MAT credit arises when a company’s tax liability under Minimum Alternate Tax (MAT) exceeds the tax liability under normal provisions of the Income-tax Act. The excess amount is treated as MAT credit, which can be carried forward for up to 15 assessment years and adjusted against future tax liabilities under normal provisions.

Key Provisions

  1. a)When Does MAT Credit Arise?

o MAT credit is the excess of MAT liability over tax liability calculated under normal provisions.

o Formula: MAT Credit = MAT liability – Normal tax liability (including surcharge and cess).

o Example: If the MAT liability is Rs. 1.5 crore, and the normal tax liability is Rs. 1 crore, the MAT credit is Rs. 0.5 crore.

  1. b)Carry Forward of MAT Credit

o MAT credit can be carried forward for 15 years (from AY 2018-19 onward).

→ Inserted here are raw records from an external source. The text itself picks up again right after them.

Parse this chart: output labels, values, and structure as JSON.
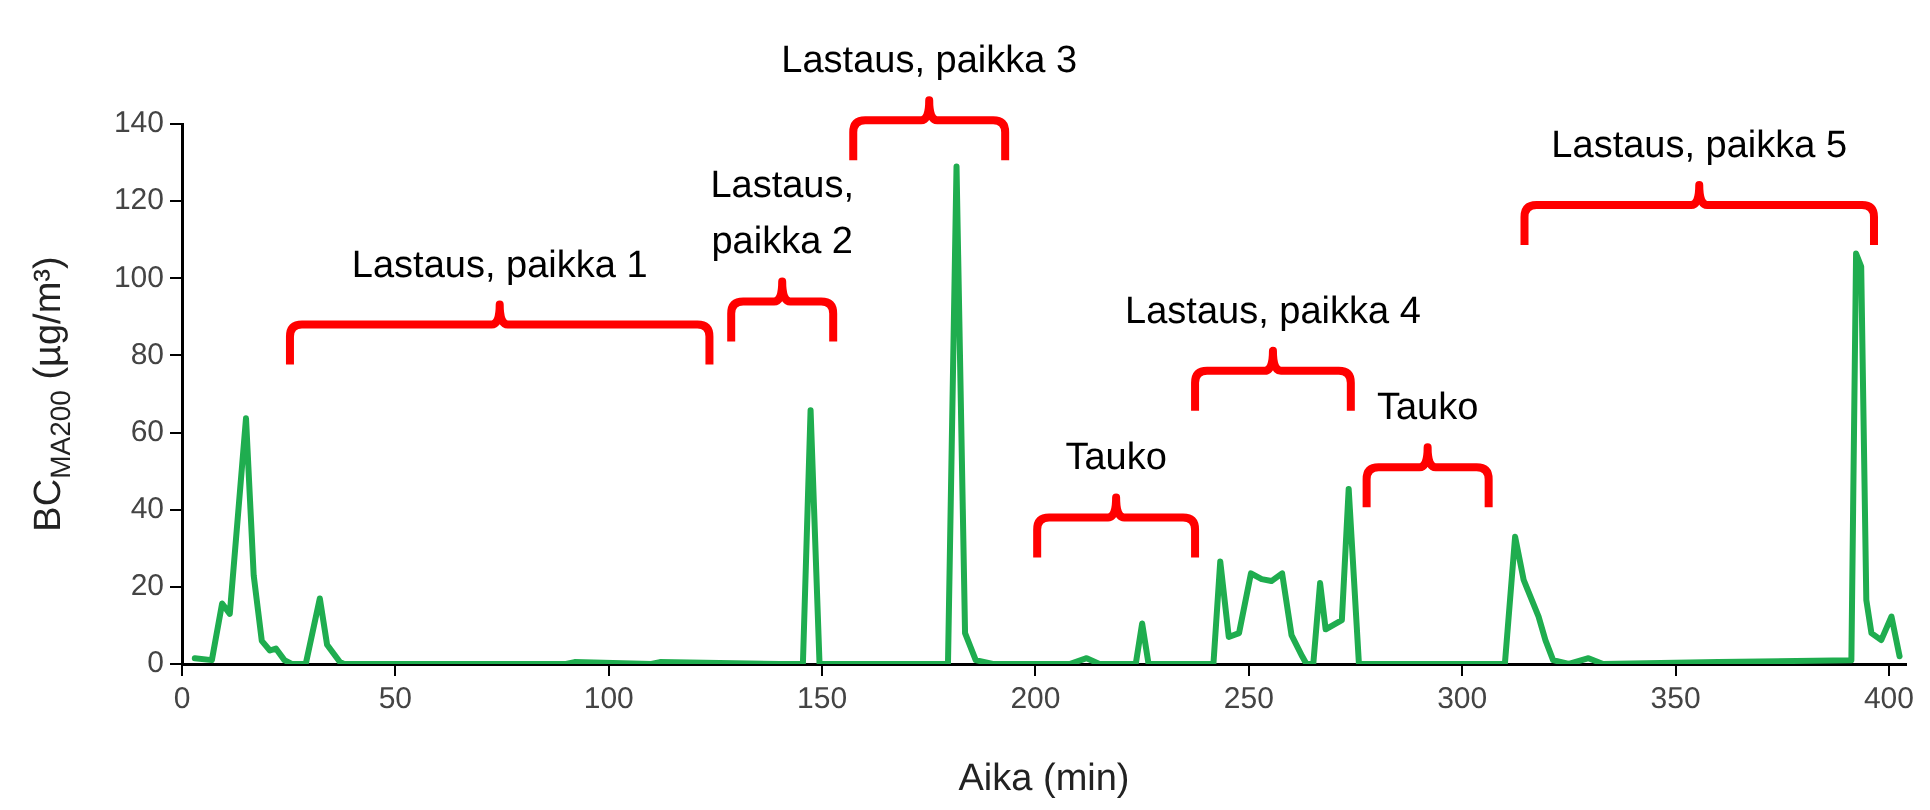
{
  "chart_data": {
    "type": "line",
    "xlabel": "Aika (min)",
    "ylabel": "BC$_{MA200}$ (µg/m³)",
    "xlim": [
      0,
      404
    ],
    "xticks": [
      0,
      50,
      100,
      150,
      200,
      250,
      300,
      350,
      400
    ],
    "ylim": [
      0,
      140
    ],
    "yticks": [
      0,
      20,
      40,
      60,
      80,
      100,
      120,
      140
    ],
    "grid": false,
    "legend": false,
    "marker": "none",
    "line_style": "solid",
    "series": [
      {
        "color": "#1fad4f",
        "x": [
          3,
          7,
          9.4,
          11.2,
          15,
          16.8,
          18.7,
          20.6,
          22,
          24,
          25.7,
          29,
          32.3,
          34,
          37,
          38,
          90,
          92,
          110,
          112,
          140,
          145.5,
          147.3,
          149.4,
          152,
          179.5,
          181.5,
          183.5,
          186,
          190,
          208,
          212,
          215,
          223.5,
          225,
          226.5,
          241.7,
          243.3,
          245.3,
          247.7,
          250.5,
          253,
          255.3,
          257.8,
          260,
          262.5,
          263.5,
          265.1,
          266.7,
          268,
          271.8,
          273.4,
          275.8,
          310,
          312.4,
          314.4,
          317.9,
          319.5,
          321.3,
          325,
          329.6,
          333,
          360,
          391.2,
          392.3,
          393.5,
          394.7,
          395.9,
          398.2,
          400.6,
          402.5
        ],
        "values": [
          1.5,
          1,
          15.7,
          13,
          63.7,
          23,
          6,
          3.5,
          4,
          1,
          0,
          0,
          17,
          5,
          0.5,
          0,
          0,
          0.5,
          0,
          0.5,
          0,
          0,
          65.8,
          0,
          0,
          0,
          129,
          8,
          1,
          0,
          0,
          1.5,
          0,
          0,
          10.5,
          0,
          0,
          26.6,
          7,
          8,
          23.5,
          22,
          21.5,
          23.5,
          7.5,
          2,
          0,
          0,
          21,
          9,
          11.4,
          45.4,
          0,
          0,
          33,
          21.8,
          12.3,
          6.2,
          1,
          0,
          1.5,
          0,
          0.5,
          1,
          106.4,
          103,
          16.6,
          8,
          6.2,
          12.3,
          2
        ]
      }
    ],
    "annotations": [
      "Lastaus, paikka 1",
      "Lastaus, paikka 2",
      "Lastaus, paikka 3",
      "Tauko",
      "Lastaus, paikka 4",
      "Tauko",
      "Lastaus, paikka 5"
    ]
  }
}
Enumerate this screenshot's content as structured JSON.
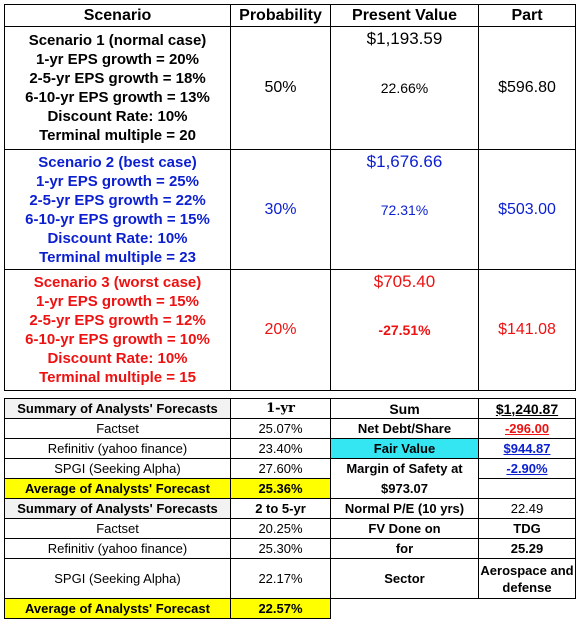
{
  "headers": [
    "Scenario",
    "Probability",
    "Present Value",
    "Part"
  ],
  "scenarios": [
    {
      "lines": [
        "Scenario 1 (normal case)",
        "1-yr EPS growth = 20%",
        "2-5-yr EPS growth = 18%",
        "6-10-yr EPS growth = 13%",
        "Discount Rate: 10%",
        "Terminal multiple = 20"
      ],
      "probability": "50%",
      "present_value": "$1,193.59",
      "return_pct": "22.66%",
      "part": "$596.80",
      "color": "#000000"
    },
    {
      "lines": [
        "Scenario 2 (best case)",
        "1-yr EPS growth = 25%",
        "2-5-yr EPS growth = 22%",
        "6-10-yr EPS growth = 15%",
        "Discount Rate: 10%",
        "Terminal multiple = 23"
      ],
      "probability": "30%",
      "present_value": "$1,676.66",
      "return_pct": "72.31%",
      "part": "$503.00",
      "color": "#0b1fd0"
    },
    {
      "lines": [
        "Scenario 3 (worst case)",
        "1-yr EPS growth = 15%",
        "2-5-yr EPS growth = 12%",
        "6-10-yr EPS growth = 10%",
        "Discount Rate: 10%",
        "Terminal multiple = 15"
      ],
      "probability": "20%",
      "present_value": "$705.40",
      "return_pct": "-27.51%",
      "part": "$141.08",
      "color": "#ee1111"
    }
  ],
  "summary1": {
    "title": "Summary of Analysts' Forecasts",
    "period": "1-yr",
    "rows": [
      {
        "source": "Factset",
        "value": "25.07%"
      },
      {
        "source": "Refinitiv (yahoo finance)",
        "value": "23.40%"
      },
      {
        "source": "SPGI (Seeking Alpha)",
        "value": "27.60%"
      }
    ],
    "avg_label": "Average of Analysts' Forecast",
    "avg_value": "25.36%"
  },
  "summary2": {
    "title": "Summary of Analysts' Forecasts",
    "period": "2 to 5-yr",
    "rows": [
      {
        "source": "Factset",
        "value": "20.25%"
      },
      {
        "source": "Refinitiv (yahoo finance)",
        "value": "25.30%"
      },
      {
        "source": "SPGI (Seeking Alpha)",
        "value": "22.17%"
      }
    ],
    "avg_label": "Average of Analysts' Forecast",
    "avg_value": "22.57%"
  },
  "valuation": {
    "sum_label": "Sum",
    "sum_value": "$1,240.87",
    "net_debt_label": "Net Debt/Share",
    "net_debt_value": "-296.00",
    "fair_value_label": "Fair Value",
    "fair_value_value": "$944.87",
    "mos_label": "Margin of Safety at",
    "mos_value": "-2.90%",
    "price": "$973.07",
    "pe_label": "Normal P/E (10 yrs)",
    "pe_value": "22.49",
    "fv_done_label": "FV Done on",
    "fv_done_value": "TDG",
    "for_label": "for",
    "for_value": "25.29",
    "sector_label": "Sector",
    "sector_value": "Aerospace and defense"
  }
}
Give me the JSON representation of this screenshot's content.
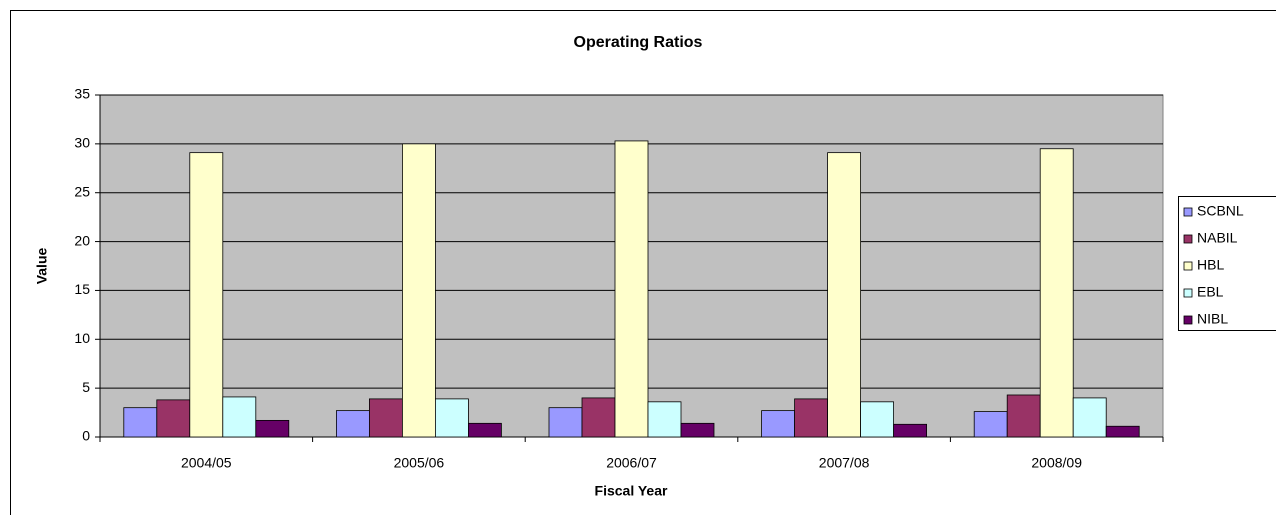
{
  "chart_data": {
    "type": "bar",
    "title": "Operating Ratios",
    "x_label": "Fiscal Year",
    "y_label": "Value",
    "categories": [
      "2004/05",
      "2005/06",
      "2006/07",
      "2007/08",
      "2008/09"
    ],
    "series": [
      {
        "name": "SCBNL",
        "color": "#9999ff",
        "values": [
          3.0,
          2.7,
          3.0,
          2.7,
          2.6
        ]
      },
      {
        "name": "NABIL",
        "color": "#993366",
        "values": [
          3.8,
          3.9,
          4.0,
          3.9,
          4.3
        ]
      },
      {
        "name": "HBL",
        "color": "#ffffcc",
        "values": [
          29.1,
          30.0,
          30.3,
          29.1,
          29.5
        ]
      },
      {
        "name": "EBL",
        "color": "#ccffff",
        "values": [
          4.1,
          3.9,
          3.6,
          3.6,
          4.0
        ]
      },
      {
        "name": "NIBL",
        "color": "#660066",
        "values": [
          1.7,
          1.4,
          1.4,
          1.3,
          1.1
        ]
      }
    ],
    "ylim": [
      0,
      35
    ],
    "yticks": [
      0,
      5,
      10,
      15,
      20,
      25,
      30,
      35
    ],
    "grid": true,
    "legend": "right"
  }
}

o Adjustments occur if normal tax liability changes due to assessment or appellate orders.

  1. c)Exceptions relating to carry forward of MAT Credit

Foreign Tax Credit (FTC): MAT credit cannot include the difference between the FTC allowed under MAT and the FTC allowed under normal provisions.

Conversion into LLP: MAT credit lapses upon conversion of a private/unlisted public company into an LLP.

Companies Opting for Section 115BAA or 115BAB: Companies choosing concessional tax rates under Section 115BAA or 115BAB cannot carry forward or set off unused MAT credit.

  1. d)Utilisation of MAT Credit

o MAT credit is utilised when normal tax liability exceeds MAT liability.

o Formula:
MAT Credit Utilised = Normal tax liability – MAT liability.

o Unutilized MAT credit after 15 years is forfeited.